Di tengah polemik itu, nelayan di Aceh mengulurkan tangan bagi para pengungsi. Bukan tanpa alasan, bantuan itu diberikan karena mereka terikat oleh hukum adat laut.

"Kalau ada musibah (di laut), wajib kita tolong. Kalau tidak menolong, ada sanksi adat," ucap seorang nelayan.

Nelayan di Aceh, Rahmi Fajri mengatakan bahwa hukum adat laut yang disepakati bersama dengan pimpinan adat disebut 'Panglima Laot'. Hukum itu mengikat para nelayan untuk menolong siapapun yang kesusahan di laut.

"Di darat kita bermusuhan, tapi ketika di laut kita jadi saudara. Kalau ada musibah, wajib kita tolong. Kalau tidak menolong, ada sanksi adat," katanya.

Menurut Rahmi Fajri, aturan tersebut sudah turun temurun berlaku dari nenek moyang yang menjadi 'kekhususan adat Aceh'. Aturan itu pun tidak goyah, walau sejumlah kalangan menyuarakan penolakan pengungsi Rohingya.

"Jika di laut akan kita tolong. Tapi ketika dibawa ke darat, itu urusannya pengawasan dan pemerintah. Jadi di luar tanggung jawab nelayan," tuturnya.

Hal itu pun dipertegas oleh Panglima Laot Aceh, Miftah Tjut Adek. "Bagi kami, Rohingya itu bukan kewenangan hukom adat laot untuk menerima mereka," ujarnya.

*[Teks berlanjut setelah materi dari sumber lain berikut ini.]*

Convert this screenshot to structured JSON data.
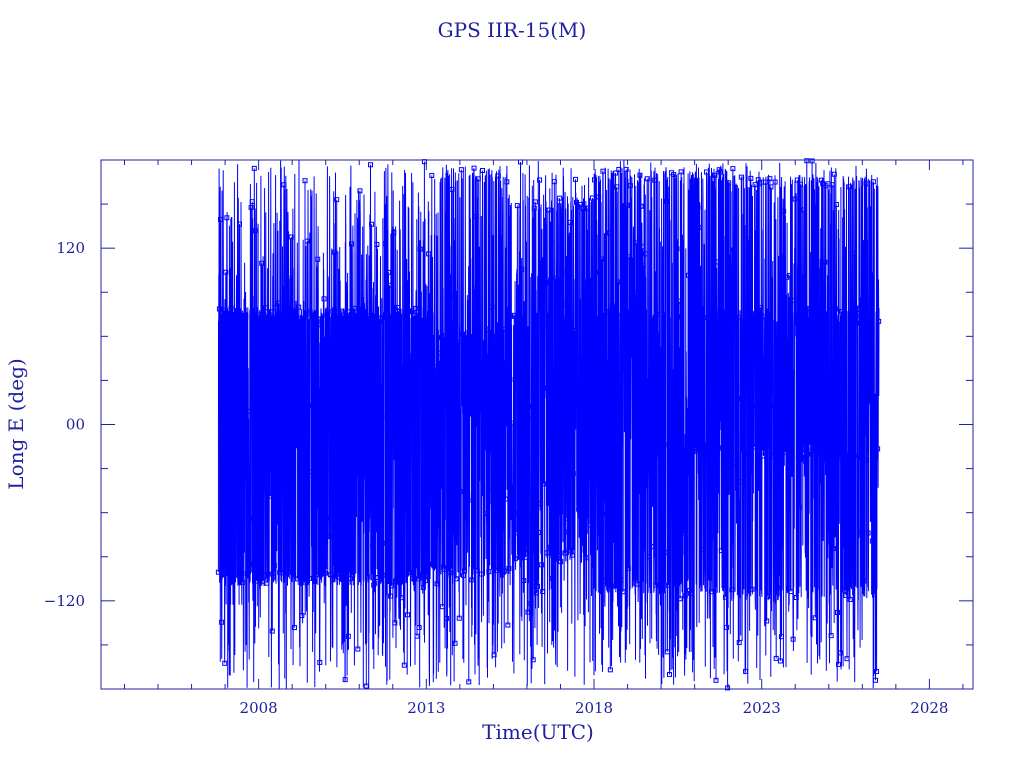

"Kami hanya menerapkan hukum sosial untuk membantu mereka di laut apabila mereka butuh. Tanpa menarik/mengangkut ke darat. Membantu orang yang butuh pertolongan adalah kewajiban kita semua,” kata Miftah Tjut Adek menambahkan.

Apa itu Hukum Adat Laut Aceh?

Berdasarkan keterangan Miftah Tjut Adek, Lembaga Hukum Adat Laot adalah lembaga adat nelayan yang dipimpin seorang yang dipilih secara adat yaitu Panglima Laot. Panglima Laot sudah ada sejak zaman Kerajaan Samudera Pasai, tepatnya 16 abad yang lalu.

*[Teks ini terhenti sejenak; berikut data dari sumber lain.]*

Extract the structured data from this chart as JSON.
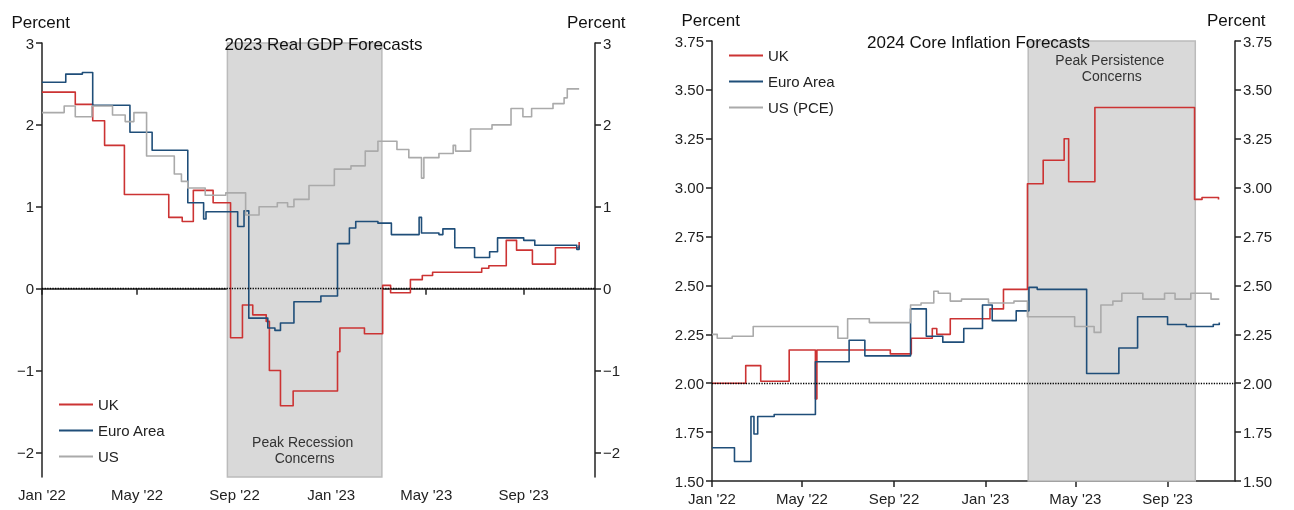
{
  "chart_data": [
    {
      "type": "step",
      "title": "2023 Real GDP Forecasts",
      "ylabel": "Percent",
      "y2label": "Percent",
      "xlim": [
        "2022-01-01",
        "2023-11-30"
      ],
      "xticks": [
        {
          "value": "2022-01-01",
          "label": "Jan '22"
        },
        {
          "value": "2022-05-01",
          "label": "May '22"
        },
        {
          "value": "2022-09-01",
          "label": "Sep '22"
        },
        {
          "value": "2023-01-01",
          "label": "Jan '23"
        },
        {
          "value": "2023-05-01",
          "label": "May '23"
        },
        {
          "value": "2023-09-01",
          "label": "Sep '23"
        }
      ],
      "ylim": [
        -2.3,
        3
      ],
      "yticks": [
        {
          "value": -2,
          "label": "−2"
        },
        {
          "value": -1,
          "label": "−1"
        },
        0,
        1,
        2,
        3
      ],
      "y2lim": [
        -2.3,
        3
      ],
      "y2ticks": [
        {
          "value": -2,
          "label": "−2"
        },
        {
          "value": -1,
          "label": "−1"
        },
        0,
        1,
        2,
        3
      ],
      "grid": false,
      "legend": "bottom left",
      "marker": "none",
      "line_style": "solid",
      "ref_lines": [
        {
          "axis": "y",
          "value": 0,
          "color": "#000000",
          "line_style": "dotted"
        }
      ],
      "bands": [
        {
          "axis": "x",
          "from": "2022-08-23",
          "to": "2023-03-06",
          "label": "Peak Recession Concerns",
          "color": "#d9d9d9"
        }
      ],
      "series": [
        {
          "name": "UK",
          "color": "#cc3333",
          "x": [
            "2022-01-01",
            "2022-02-12",
            "2022-03-06",
            "2022-03-21",
            "2022-04-15",
            "2022-06-10",
            "2022-06-27",
            "2022-07-11",
            "2022-08-05",
            "2022-08-27",
            "2022-09-11",
            "2022-09-24",
            "2022-10-11",
            "2022-10-15",
            "2022-10-29",
            "2022-11-14",
            "2023-01-09",
            "2023-01-12",
            "2023-02-12",
            "2023-03-07",
            "2023-03-17",
            "2023-04-11",
            "2023-04-26",
            "2023-05-09",
            "2023-07-10",
            "2023-07-19",
            "2023-08-10",
            "2023-08-23",
            "2023-09-12",
            "2023-10-11",
            "2023-11-09",
            "2023-11-10"
          ],
          "values": [
            2.4,
            2.25,
            2.05,
            1.75,
            1.15,
            0.87,
            0.82,
            1.2,
            1.05,
            -0.6,
            -0.2,
            -0.32,
            -0.4,
            -1.0,
            -1.43,
            -1.25,
            -0.77,
            -0.48,
            -0.55,
            0.04,
            -0.05,
            0.11,
            0.16,
            0.2,
            0.25,
            0.28,
            0.59,
            0.47,
            0.3,
            0.5,
            0.5,
            0.57
          ]
        },
        {
          "name": "Euro Area",
          "color": "#1f4e79",
          "x": [
            "2022-01-01",
            "2022-01-31",
            "2022-02-21",
            "2022-03-06",
            "2022-04-22",
            "2022-05-20",
            "2022-07-04",
            "2022-07-24",
            "2022-07-27",
            "2022-09-05",
            "2022-09-13",
            "2022-09-19",
            "2022-10-13",
            "2022-10-22",
            "2022-10-29",
            "2022-11-15",
            "2022-12-19",
            "2023-01-09",
            "2023-01-24",
            "2023-02-01",
            "2023-03-01",
            "2023-03-18",
            "2023-04-22",
            "2023-04-25",
            "2023-05-17",
            "2023-05-22",
            "2023-06-06",
            "2023-07-01",
            "2023-07-20",
            "2023-07-30",
            "2023-09-01",
            "2023-09-15",
            "2023-11-07",
            "2023-11-10"
          ],
          "values": [
            2.52,
            2.62,
            2.64,
            2.24,
            1.91,
            1.69,
            1.05,
            0.85,
            0.94,
            0.76,
            0.95,
            -0.36,
            -0.48,
            -0.51,
            -0.42,
            -0.16,
            -0.09,
            0.55,
            0.74,
            0.82,
            0.8,
            0.66,
            0.87,
            0.68,
            0.66,
            0.73,
            0.5,
            0.38,
            0.45,
            0.62,
            0.59,
            0.53,
            0.48,
            0.53
          ]
        },
        {
          "name": "US",
          "color": "#aaaaaa",
          "x": [
            "2022-01-01",
            "2022-01-29",
            "2022-02-12",
            "2022-03-05",
            "2022-03-31",
            "2022-04-16",
            "2022-04-27",
            "2022-05-13",
            "2022-06-17",
            "2022-06-26",
            "2022-07-04",
            "2022-07-26",
            "2022-08-21",
            "2022-09-15",
            "2022-10-02",
            "2022-10-25",
            "2022-11-07",
            "2022-11-15",
            "2022-12-04",
            "2023-01-05",
            "2023-01-26",
            "2023-02-13",
            "2023-03-01",
            "2023-03-25",
            "2023-04-09",
            "2023-04-25",
            "2023-04-28",
            "2023-05-17",
            "2023-06-04",
            "2023-06-07",
            "2023-06-26",
            "2023-07-23",
            "2023-08-16",
            "2023-08-31",
            "2023-09-11",
            "2023-10-08",
            "2023-10-22",
            "2023-10-26",
            "2023-11-10"
          ],
          "values": [
            2.15,
            2.23,
            2.1,
            2.23,
            2.12,
            2.04,
            2.15,
            1.62,
            1.4,
            1.31,
            1.23,
            1.14,
            1.17,
            0.9,
            1.0,
            1.05,
            1.0,
            1.09,
            1.26,
            1.46,
            1.5,
            1.68,
            1.8,
            1.7,
            1.6,
            1.35,
            1.6,
            1.65,
            1.75,
            1.68,
            1.95,
            2.0,
            2.2,
            2.1,
            2.2,
            2.26,
            2.33,
            2.44,
            2.44
          ]
        }
      ]
    },
    {
      "type": "step",
      "title": "2024 Core Inflation Forecasts",
      "ylabel": "Percent",
      "y2label": "Percent",
      "xlim": [
        "2022-01-01",
        "2023-11-30"
      ],
      "xticks": [
        {
          "value": "2022-01-01",
          "label": "Jan '22"
        },
        {
          "value": "2022-05-01",
          "label": "May '22"
        },
        {
          "value": "2022-09-01",
          "label": "Sep '22"
        },
        {
          "value": "2023-01-01",
          "label": "Jan '23"
        },
        {
          "value": "2023-05-01",
          "label": "May '23"
        },
        {
          "value": "2023-09-01",
          "label": "Sep '23"
        }
      ],
      "ylim": [
        1.5,
        3.75
      ],
      "yticks": [
        {
          "value": 1.5,
          "label": "1.50"
        },
        {
          "value": 1.75,
          "label": "1.75"
        },
        {
          "value": 2,
          "label": "2.00"
        },
        {
          "value": 2.25,
          "label": "2.25"
        },
        {
          "value": 2.5,
          "label": "2.50"
        },
        {
          "value": 2.75,
          "label": "2.75"
        },
        {
          "value": 3,
          "label": "3.00"
        },
        {
          "value": 3.25,
          "label": "3.25"
        },
        {
          "value": 3.5,
          "label": "3.50"
        },
        {
          "value": 3.75,
          "label": "3.75"
        }
      ],
      "y2lim": [
        1.5,
        3.75
      ],
      "y2ticks": [
        {
          "value": 1.5,
          "label": "1.50"
        },
        {
          "value": 1.75,
          "label": "1.75"
        },
        {
          "value": 2,
          "label": "2.00"
        },
        {
          "value": 2.25,
          "label": "2.25"
        },
        {
          "value": 2.5,
          "label": "2.50"
        },
        {
          "value": 2.75,
          "label": "2.75"
        },
        {
          "value": 3,
          "label": "3.00"
        },
        {
          "value": 3.25,
          "label": "3.25"
        },
        {
          "value": 3.5,
          "label": "3.50"
        },
        {
          "value": 3.75,
          "label": "3.75"
        }
      ],
      "grid": false,
      "legend": "top left",
      "marker": "none",
      "line_style": "solid",
      "ref_lines": [
        {
          "axis": "y",
          "value": 2,
          "color": "#000000",
          "line_style": "dotted"
        }
      ],
      "bands": [
        {
          "axis": "x",
          "from": "2023-02-27",
          "to": "2023-10-08",
          "label": "Peak Persistence Concerns",
          "color": "#d9d9d9"
        }
      ],
      "series": [
        {
          "name": "UK",
          "color": "#cc3333",
          "x": [
            "2022-01-01",
            "2022-02-15",
            "2022-03-07",
            "2022-04-14",
            "2022-05-19",
            "2022-05-21",
            "2022-08-27",
            "2022-09-24",
            "2022-10-22",
            "2022-10-28",
            "2022-11-15",
            "2023-01-07",
            "2023-01-25",
            "2023-02-26",
            "2023-03-19",
            "2023-04-16",
            "2023-04-22",
            "2023-05-27",
            "2023-10-07",
            "2023-10-17",
            "2023-11-08"
          ],
          "values": [
            2.0,
            2.09,
            2.01,
            2.17,
            1.92,
            2.17,
            2.15,
            2.23,
            2.28,
            2.25,
            2.33,
            2.38,
            2.48,
            3.02,
            3.14,
            3.25,
            3.03,
            3.41,
            2.94,
            2.95,
            2.94
          ]
        },
        {
          "name": "Euro Area",
          "color": "#1f4e79",
          "x": [
            "2022-01-01",
            "2022-01-31",
            "2022-02-22",
            "2022-02-26",
            "2022-03-03",
            "2022-03-25",
            "2022-05-19",
            "2022-07-03",
            "2022-07-24",
            "2022-09-23",
            "2022-10-14",
            "2022-11-05",
            "2022-12-03",
            "2022-12-28",
            "2023-01-10",
            "2023-02-11",
            "2023-02-28",
            "2023-03-11",
            "2023-05-16",
            "2023-06-28",
            "2023-07-23",
            "2023-09-01",
            "2023-09-26",
            "2023-11-01",
            "2023-11-09"
          ],
          "values": [
            1.67,
            1.6,
            1.83,
            1.74,
            1.83,
            1.84,
            2.11,
            2.22,
            2.14,
            2.38,
            2.24,
            2.21,
            2.28,
            2.4,
            2.32,
            2.37,
            2.49,
            2.48,
            2.05,
            2.18,
            2.34,
            2.3,
            2.29,
            2.3,
            2.31
          ]
        },
        {
          "name": "US (PCE)",
          "color": "#aaaaaa",
          "x": [
            "2022-01-01",
            "2022-01-08",
            "2022-01-28",
            "2022-02-25",
            "2022-06-18",
            "2022-07-01",
            "2022-07-30",
            "2022-09-23",
            "2022-10-07",
            "2022-10-24",
            "2022-10-30",
            "2022-11-15",
            "2022-11-30",
            "2023-01-05",
            "2023-02-08",
            "2023-02-26",
            "2023-04-30",
            "2023-05-26",
            "2023-06-04",
            "2023-06-20",
            "2023-07-02",
            "2023-07-30",
            "2023-08-28",
            "2023-09-11",
            "2023-10-02",
            "2023-10-29",
            "2023-11-09"
          ],
          "values": [
            2.25,
            2.23,
            2.24,
            2.29,
            2.23,
            2.33,
            2.31,
            2.4,
            2.41,
            2.47,
            2.46,
            2.42,
            2.43,
            2.41,
            2.42,
            2.34,
            2.29,
            2.26,
            2.4,
            2.42,
            2.46,
            2.43,
            2.46,
            2.43,
            2.46,
            2.43,
            2.43
          ]
        }
      ]
    }
  ]
}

Secara historis, panglima laot bertugas sebagai perpanjangan tangan raja untuk menjaga laut sebagai lalu lintas perdagangan termasuk memungut pajak, melayani dan menjaga keamanan para pedagang dari luar kerajaan, termasuk pelindung untuk nelayan.

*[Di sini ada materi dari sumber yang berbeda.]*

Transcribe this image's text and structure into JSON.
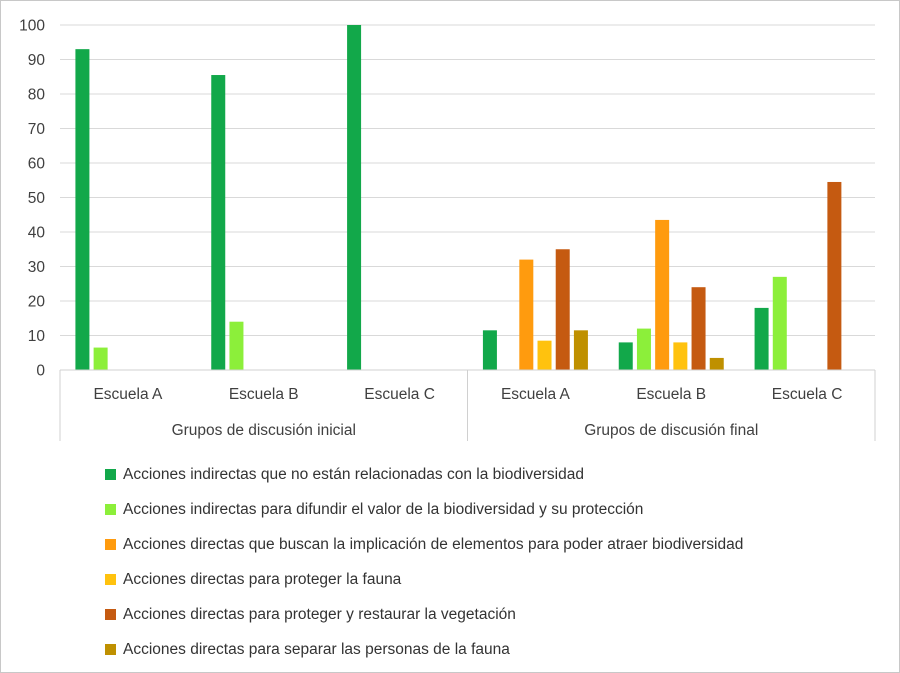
{
  "chart_data": {
    "type": "bar",
    "title": "",
    "xlabel": "",
    "ylabel": "",
    "ylim": [
      0,
      100
    ],
    "yticks": [
      0,
      10,
      20,
      30,
      40,
      50,
      60,
      70,
      80,
      90,
      100
    ],
    "grid": true,
    "legend_position": "bottom",
    "groups": [
      {
        "label": "Grupos de discusión inicial",
        "categories": [
          "Escuela A",
          "Escuela B",
          "Escuela C"
        ]
      },
      {
        "label": "Grupos de discusión final",
        "categories": [
          "Escuela A",
          "Escuela B",
          "Escuela C"
        ]
      }
    ],
    "categories": [
      "Escuela A",
      "Escuela B",
      "Escuela C",
      "Escuela A",
      "Escuela B",
      "Escuela C"
    ],
    "series": [
      {
        "name": "Acciones indirectas que no están relacionadas con la biodiversidad",
        "color": "#12a84a",
        "values": [
          93,
          85.5,
          100,
          11.5,
          8,
          18
        ]
      },
      {
        "name": "Acciones indirectas para difundir el valor de la biodiversidad y su protección",
        "color": "#8cef3a",
        "values": [
          6.5,
          14,
          0,
          0,
          12,
          27
        ]
      },
      {
        "name": "Acciones directas que buscan la implicación de elementos para poder atraer biodiversidad",
        "color": "#ff9b0e",
        "values": [
          0,
          0,
          0,
          32,
          43.5,
          0
        ]
      },
      {
        "name": "Acciones directas para proteger la fauna",
        "color": "#ffc20e",
        "values": [
          0,
          0,
          0,
          8.5,
          8,
          0
        ]
      },
      {
        "name": "Acciones directas para proteger y restaurar la vegetación",
        "color": "#c55a11",
        "values": [
          0,
          0,
          0,
          35,
          24,
          54.5
        ]
      },
      {
        "name": "Acciones directas para separar las personas de la fauna",
        "color": "#bf9000",
        "values": [
          0,
          0,
          0,
          11.5,
          3.5,
          0
        ]
      }
    ]
  }
}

Seiring perkembangan zaman, lembaga ini mengambil peran menjaga keamanan di laut, agar nelayan tidak berkonflik dalam mengeksploitasi sumberdaya ikan.

Kemudian, menjaga hukum adat dan adat istiadat yang tumbuh berkembang dalam kehidupan masyarakat nelayan termasuk adat sosial di dalamnya, serta menjaga kelestarian lingkungan pesisir pantai dan laut.

"Hukum adat bukan qanun atau undang undang yang perlu disahkan oleh DPR Kabupaten/DPR Aceh/pemerintah," tutur Miftah Tjut Adek.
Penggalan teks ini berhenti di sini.